DM: That’s true. See, the thing is, though, the big difference between the two characters is Abby, above all else, was a good mother.
She was. That was her redeeming factor all those years.
DM: Above all else. So, with Madeline, not so much, although I think she was a good mother to Nathan, James, just her own daughter, she didn’t do so well.
Was it an adjustment for you with “General Hospital?” I know the soaps shoot so fast now.
DM: It’s very hard. It’s really hard, and it’s somewhat unsatisfying as an actor because you never feel like you’ve done your best performance.
You don’t get to do second, third and fourth takes.
DM: No. No. It’s done, you’re over, it’s out.
I feel like you also have a big gay fan base. Do you get a sense of that?
DM: (smiles) Yes.
Why do you think that is?
DM: I think gay men love beautiful women. Not to say I’m a beautiful woman, but I think I looked pretty good on that. I think they like the way I dressed and that I cared a lot about my clothes and stuff like that. And I think they like powerful, strong women.
I don’t know if you’d say Abby is a villain. She’s much more layered than that.
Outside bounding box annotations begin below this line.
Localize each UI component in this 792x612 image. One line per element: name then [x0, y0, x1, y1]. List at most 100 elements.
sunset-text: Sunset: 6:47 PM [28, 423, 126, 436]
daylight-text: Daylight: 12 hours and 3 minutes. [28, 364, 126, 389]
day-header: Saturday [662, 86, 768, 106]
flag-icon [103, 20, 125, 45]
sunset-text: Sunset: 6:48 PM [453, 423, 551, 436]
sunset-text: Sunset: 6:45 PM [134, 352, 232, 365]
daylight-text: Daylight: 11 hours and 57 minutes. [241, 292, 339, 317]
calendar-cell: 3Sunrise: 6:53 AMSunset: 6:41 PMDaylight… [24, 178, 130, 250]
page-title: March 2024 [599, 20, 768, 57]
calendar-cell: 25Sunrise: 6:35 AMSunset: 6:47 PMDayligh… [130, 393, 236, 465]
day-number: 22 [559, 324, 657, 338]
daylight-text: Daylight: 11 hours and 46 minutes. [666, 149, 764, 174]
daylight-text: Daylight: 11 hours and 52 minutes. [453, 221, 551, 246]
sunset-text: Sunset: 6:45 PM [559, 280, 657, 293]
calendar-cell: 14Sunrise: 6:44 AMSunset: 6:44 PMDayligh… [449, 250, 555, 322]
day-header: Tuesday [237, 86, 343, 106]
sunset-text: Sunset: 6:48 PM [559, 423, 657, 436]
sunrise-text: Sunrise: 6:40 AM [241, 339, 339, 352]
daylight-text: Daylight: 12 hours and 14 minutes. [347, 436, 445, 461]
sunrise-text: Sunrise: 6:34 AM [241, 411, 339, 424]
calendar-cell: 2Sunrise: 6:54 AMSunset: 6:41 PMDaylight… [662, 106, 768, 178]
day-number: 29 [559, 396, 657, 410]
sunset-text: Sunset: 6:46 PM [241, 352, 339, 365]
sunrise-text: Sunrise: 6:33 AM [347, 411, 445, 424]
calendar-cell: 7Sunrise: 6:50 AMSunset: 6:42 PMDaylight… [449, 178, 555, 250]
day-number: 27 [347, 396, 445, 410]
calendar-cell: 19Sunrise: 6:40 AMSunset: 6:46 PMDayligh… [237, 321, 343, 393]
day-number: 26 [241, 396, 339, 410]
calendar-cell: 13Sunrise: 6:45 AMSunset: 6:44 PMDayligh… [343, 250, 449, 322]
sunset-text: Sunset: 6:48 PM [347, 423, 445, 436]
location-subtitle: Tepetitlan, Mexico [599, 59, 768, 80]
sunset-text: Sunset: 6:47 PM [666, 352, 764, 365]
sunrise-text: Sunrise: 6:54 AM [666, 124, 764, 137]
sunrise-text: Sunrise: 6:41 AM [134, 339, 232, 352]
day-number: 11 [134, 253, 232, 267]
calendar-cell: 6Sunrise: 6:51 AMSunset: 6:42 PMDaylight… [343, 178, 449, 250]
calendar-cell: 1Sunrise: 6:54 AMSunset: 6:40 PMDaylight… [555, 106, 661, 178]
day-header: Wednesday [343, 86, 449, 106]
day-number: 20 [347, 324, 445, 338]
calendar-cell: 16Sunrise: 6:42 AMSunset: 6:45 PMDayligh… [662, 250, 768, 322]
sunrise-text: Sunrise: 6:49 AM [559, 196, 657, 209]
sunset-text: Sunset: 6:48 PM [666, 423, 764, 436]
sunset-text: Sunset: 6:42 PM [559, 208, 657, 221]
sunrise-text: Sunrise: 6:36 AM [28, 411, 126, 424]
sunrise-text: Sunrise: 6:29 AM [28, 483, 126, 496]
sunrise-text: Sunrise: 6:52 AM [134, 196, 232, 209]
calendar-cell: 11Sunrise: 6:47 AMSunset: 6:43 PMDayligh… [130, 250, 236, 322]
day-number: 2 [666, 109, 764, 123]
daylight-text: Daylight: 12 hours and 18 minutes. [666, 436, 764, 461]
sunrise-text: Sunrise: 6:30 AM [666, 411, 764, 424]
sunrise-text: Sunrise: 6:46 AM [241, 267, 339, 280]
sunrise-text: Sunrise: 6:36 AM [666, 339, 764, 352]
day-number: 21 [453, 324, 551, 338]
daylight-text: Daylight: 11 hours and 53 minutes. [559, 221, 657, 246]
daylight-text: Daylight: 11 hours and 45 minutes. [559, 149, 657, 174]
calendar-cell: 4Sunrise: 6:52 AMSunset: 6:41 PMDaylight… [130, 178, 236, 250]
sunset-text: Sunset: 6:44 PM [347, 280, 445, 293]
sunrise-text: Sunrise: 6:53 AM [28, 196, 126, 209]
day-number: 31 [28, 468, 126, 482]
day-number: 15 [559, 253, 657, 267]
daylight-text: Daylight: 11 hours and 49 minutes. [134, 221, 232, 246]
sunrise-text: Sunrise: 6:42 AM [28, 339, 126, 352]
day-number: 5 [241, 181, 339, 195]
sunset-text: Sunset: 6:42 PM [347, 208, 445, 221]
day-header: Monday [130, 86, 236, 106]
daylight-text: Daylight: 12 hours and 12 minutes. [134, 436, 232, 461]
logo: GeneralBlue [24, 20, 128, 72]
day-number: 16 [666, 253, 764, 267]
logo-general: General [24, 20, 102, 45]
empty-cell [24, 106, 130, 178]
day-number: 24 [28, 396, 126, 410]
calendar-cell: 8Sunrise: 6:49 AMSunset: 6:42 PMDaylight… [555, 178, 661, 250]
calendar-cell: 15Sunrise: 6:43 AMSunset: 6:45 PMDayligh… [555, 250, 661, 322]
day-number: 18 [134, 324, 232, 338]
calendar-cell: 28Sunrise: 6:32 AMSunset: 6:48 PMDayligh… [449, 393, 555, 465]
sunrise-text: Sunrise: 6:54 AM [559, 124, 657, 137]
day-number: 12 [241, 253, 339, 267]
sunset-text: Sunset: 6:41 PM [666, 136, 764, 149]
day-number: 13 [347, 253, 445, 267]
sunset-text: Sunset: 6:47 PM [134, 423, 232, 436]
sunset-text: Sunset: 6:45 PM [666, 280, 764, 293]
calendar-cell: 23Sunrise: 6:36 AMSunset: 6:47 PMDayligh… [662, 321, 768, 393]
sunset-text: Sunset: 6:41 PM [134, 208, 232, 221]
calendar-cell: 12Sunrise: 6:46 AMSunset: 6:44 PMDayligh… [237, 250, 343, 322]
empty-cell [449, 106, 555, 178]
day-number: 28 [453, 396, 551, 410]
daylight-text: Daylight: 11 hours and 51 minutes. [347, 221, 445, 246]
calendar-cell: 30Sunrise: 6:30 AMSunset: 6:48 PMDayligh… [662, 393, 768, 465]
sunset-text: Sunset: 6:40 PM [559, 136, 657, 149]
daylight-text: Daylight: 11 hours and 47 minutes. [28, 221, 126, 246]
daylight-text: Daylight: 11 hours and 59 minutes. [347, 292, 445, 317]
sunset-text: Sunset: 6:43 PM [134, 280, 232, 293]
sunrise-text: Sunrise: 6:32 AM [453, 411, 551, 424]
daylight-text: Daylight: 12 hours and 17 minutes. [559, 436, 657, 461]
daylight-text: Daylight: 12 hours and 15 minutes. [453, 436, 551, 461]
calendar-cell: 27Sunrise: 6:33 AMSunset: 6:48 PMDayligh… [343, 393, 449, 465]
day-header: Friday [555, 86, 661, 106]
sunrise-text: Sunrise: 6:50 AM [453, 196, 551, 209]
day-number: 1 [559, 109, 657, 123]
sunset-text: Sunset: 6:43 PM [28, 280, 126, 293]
DM: I think that’s one of the reasons “Knot’s Landing” endures in people’s minds. The characters weren’t one-dimensional. The characters were multi-layered. They had vulnerabilities, they had strengths, they were human and that’s a hard thing for writers to do but we had very good writers.
I see you on social media. How has that been for you, the fact that you’re interacting with fans now?
DM: It’s such a learning curve for me. It’s the hardest thing that I’m doing right now. I swear to you, it’s the hardest thing that I’m doing, trying to master the social media. I’m trying, I really am.
“Queens of Drama” airs Wednesdays at 8pm on the POP Network.